Film realizzato con passione in maniera tassativa! La protagonista, Silvia Ferretti, si è immedesimata totalmente, ha dormito per cinque notti in convento, ha recitato con le monache il mattutino e poi si presentava sul set. Lei ha colto che la Beata Caterina era innamorata di Gesù e lo ha espresso con la sua recitazione.
Il cinema è una forma d’espressione artistica, mi permetta: questo film introduce una bellezza che mi sembra arte pura…
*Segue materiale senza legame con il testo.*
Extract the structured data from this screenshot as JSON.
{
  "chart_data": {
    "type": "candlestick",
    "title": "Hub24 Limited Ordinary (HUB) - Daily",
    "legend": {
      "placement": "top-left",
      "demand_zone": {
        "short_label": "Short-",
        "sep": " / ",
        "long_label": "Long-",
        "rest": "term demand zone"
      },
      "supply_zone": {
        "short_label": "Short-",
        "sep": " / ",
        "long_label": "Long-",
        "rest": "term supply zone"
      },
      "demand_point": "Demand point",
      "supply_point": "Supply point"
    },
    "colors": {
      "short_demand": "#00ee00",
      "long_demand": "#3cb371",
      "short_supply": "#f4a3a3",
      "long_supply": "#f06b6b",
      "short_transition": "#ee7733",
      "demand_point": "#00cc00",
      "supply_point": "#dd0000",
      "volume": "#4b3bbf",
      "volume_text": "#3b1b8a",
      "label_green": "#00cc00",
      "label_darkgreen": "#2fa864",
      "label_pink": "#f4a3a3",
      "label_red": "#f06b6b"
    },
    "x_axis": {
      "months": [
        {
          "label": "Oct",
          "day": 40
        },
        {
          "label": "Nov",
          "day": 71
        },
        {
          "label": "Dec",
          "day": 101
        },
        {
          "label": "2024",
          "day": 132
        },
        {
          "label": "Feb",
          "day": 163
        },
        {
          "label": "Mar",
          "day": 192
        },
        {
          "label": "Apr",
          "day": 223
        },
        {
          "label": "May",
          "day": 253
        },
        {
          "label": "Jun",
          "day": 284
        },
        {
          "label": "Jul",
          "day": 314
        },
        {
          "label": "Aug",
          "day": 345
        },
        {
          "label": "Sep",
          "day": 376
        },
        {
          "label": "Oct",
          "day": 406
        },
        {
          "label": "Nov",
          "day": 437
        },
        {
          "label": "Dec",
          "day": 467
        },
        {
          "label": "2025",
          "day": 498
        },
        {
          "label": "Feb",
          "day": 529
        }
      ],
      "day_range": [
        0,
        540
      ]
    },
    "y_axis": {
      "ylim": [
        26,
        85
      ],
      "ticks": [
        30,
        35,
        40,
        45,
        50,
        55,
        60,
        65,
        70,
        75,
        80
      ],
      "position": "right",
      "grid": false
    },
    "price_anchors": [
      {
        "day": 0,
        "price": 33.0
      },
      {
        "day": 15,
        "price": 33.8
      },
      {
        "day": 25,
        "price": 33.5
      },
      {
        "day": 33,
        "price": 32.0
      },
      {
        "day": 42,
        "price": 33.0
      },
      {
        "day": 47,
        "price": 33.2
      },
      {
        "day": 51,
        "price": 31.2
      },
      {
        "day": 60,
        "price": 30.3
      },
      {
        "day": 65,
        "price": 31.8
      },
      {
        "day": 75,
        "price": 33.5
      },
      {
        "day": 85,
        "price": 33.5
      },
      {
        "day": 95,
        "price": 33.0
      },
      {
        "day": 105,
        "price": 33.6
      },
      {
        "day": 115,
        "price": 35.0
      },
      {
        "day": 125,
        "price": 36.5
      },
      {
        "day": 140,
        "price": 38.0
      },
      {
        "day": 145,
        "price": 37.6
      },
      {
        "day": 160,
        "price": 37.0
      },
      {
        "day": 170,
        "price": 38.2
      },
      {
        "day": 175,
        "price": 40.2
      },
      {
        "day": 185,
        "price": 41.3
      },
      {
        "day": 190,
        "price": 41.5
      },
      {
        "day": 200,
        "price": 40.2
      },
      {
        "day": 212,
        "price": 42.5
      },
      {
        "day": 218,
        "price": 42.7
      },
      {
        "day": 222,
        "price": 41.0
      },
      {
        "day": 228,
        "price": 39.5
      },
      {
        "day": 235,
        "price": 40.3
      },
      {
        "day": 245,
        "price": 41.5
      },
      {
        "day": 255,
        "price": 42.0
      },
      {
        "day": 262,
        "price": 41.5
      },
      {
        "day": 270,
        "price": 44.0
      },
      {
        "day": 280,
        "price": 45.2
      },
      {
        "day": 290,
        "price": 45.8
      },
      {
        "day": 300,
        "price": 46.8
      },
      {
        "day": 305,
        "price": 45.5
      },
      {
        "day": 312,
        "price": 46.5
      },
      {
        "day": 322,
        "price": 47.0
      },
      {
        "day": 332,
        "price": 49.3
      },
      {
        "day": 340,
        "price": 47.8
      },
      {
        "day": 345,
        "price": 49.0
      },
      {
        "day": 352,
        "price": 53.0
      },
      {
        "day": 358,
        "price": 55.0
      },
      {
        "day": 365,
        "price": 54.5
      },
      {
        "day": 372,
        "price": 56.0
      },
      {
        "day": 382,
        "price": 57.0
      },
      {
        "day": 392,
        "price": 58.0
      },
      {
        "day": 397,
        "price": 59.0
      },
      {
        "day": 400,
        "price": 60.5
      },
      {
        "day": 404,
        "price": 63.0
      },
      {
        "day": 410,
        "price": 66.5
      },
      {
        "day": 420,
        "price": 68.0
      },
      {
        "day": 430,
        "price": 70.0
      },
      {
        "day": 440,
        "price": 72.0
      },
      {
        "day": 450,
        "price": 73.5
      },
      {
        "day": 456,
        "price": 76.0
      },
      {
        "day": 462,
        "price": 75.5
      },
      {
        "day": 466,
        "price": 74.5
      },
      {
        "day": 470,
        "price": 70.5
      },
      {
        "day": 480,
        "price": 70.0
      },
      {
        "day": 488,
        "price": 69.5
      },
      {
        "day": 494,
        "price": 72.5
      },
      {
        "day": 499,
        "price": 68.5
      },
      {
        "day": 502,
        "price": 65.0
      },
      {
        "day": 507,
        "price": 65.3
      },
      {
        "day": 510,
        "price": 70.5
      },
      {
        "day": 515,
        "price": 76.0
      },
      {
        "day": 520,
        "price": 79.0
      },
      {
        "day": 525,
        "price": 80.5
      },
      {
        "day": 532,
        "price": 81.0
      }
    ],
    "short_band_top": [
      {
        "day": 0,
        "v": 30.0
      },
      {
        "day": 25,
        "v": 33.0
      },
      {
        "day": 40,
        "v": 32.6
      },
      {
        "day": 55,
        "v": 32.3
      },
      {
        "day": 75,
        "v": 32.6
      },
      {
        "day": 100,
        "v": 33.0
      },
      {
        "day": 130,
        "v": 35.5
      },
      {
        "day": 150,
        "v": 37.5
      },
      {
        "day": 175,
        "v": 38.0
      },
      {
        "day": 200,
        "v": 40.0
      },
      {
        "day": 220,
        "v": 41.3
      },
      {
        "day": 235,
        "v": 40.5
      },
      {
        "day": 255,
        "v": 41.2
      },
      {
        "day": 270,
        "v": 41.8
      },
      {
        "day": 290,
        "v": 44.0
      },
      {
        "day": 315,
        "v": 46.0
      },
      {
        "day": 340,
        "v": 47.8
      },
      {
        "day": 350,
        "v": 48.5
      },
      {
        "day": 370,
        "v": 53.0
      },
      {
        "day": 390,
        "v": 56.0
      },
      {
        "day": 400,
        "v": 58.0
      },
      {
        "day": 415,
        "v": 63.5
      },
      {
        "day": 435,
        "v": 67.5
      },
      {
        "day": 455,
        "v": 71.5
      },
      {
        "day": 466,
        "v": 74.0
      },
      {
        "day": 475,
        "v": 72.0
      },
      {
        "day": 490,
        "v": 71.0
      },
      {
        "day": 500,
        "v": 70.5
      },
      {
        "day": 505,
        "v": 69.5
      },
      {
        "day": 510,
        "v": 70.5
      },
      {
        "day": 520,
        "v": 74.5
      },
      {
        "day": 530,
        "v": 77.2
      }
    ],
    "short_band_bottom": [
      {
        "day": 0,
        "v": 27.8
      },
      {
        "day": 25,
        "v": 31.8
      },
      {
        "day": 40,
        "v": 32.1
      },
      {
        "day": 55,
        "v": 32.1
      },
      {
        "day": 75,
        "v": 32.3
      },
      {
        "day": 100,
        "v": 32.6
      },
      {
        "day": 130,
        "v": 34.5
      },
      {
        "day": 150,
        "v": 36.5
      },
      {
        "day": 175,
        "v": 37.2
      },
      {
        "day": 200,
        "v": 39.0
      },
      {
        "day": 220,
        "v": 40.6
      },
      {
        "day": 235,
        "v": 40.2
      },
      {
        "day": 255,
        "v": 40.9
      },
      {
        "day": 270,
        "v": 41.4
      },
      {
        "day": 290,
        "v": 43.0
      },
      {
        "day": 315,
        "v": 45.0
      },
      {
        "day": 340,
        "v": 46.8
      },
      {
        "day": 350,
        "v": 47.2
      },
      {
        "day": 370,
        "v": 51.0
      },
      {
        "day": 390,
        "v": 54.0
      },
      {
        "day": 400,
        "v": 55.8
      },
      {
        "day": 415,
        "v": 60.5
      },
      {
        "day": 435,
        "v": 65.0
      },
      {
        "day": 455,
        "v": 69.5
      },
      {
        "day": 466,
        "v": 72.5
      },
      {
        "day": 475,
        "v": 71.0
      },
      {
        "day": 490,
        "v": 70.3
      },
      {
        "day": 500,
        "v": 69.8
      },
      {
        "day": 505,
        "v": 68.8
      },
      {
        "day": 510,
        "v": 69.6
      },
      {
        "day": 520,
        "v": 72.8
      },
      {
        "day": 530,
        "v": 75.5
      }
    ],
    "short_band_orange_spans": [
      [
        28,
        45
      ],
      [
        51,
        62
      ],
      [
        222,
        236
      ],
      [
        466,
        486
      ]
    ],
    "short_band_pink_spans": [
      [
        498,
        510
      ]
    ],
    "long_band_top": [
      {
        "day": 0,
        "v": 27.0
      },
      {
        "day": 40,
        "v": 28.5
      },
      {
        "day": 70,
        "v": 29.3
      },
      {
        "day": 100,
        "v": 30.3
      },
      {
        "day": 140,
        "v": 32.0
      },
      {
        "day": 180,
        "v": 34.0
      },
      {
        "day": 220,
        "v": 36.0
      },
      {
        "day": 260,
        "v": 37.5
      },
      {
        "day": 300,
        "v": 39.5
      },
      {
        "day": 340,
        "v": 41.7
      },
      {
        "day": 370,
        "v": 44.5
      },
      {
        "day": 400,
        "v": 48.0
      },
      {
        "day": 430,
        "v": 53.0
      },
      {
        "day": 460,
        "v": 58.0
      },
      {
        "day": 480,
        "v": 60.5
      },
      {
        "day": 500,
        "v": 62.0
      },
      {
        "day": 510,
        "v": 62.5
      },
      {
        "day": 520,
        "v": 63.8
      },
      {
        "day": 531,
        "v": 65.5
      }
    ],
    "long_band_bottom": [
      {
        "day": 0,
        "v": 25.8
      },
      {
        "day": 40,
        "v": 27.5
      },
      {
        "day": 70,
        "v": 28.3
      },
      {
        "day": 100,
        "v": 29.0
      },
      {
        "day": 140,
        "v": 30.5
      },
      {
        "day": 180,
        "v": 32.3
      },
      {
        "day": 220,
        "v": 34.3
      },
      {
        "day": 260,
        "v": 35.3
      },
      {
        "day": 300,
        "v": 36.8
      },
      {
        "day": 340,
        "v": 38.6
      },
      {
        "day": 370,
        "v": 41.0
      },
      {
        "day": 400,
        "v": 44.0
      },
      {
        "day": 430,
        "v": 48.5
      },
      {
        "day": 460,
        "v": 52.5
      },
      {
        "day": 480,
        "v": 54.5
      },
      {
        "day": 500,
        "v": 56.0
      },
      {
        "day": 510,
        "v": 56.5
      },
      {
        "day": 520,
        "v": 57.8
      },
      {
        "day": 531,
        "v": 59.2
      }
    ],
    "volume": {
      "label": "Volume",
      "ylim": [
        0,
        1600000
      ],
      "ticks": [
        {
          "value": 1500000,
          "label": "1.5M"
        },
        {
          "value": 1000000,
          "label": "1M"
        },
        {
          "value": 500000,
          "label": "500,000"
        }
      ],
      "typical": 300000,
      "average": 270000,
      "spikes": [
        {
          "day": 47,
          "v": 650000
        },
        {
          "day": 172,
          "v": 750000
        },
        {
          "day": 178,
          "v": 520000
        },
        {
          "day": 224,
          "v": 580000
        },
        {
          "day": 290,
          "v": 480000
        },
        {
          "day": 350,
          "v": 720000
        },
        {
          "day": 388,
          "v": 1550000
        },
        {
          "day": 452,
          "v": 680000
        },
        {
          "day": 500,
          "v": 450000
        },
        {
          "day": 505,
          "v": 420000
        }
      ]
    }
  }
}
Il cinema è arte quando va direttamente al cuore. Abbiamo realizzato due ore di film che parla, che dice qualcosa, senza ingannare nessuno. È un film sincero, artistico, un lavoro artistico di poesia. Al tempo stesso artigianale nel senso buono del termine: abbiamo lavorato sui primi piani, sui volti, sugli sguardi come espressione di un significato anche estetico che riconduca alla essenzialità del contenuto del film. Di fatto abbiamo cercato di limitare al minimo, pere non dire annullare, il sentimentalismo.
In Italia chi produce film cerca di andare sul sicuro, vuole guadagnare, basta vedere i casi di Checco Zalone o Bisio e poi si arena producendo con 20 milioni di euro il Baaria di Tornatore.
C’è bisogno di produttori che si innamorino di storie, di racconti e investano. Questo film è stato realizzato con 400.000 dollari messi a disposizione dall’Ordine, abbiamo lavorato per tre settimane consecutive realizzando 164 scene con 42 attori e 80 comparse. Tutto in costume. Per chiunque del ramo poteva sembrare una follia: la sfida l’ho raccolta insieme agli attori, alla troupe e il risultato si vede.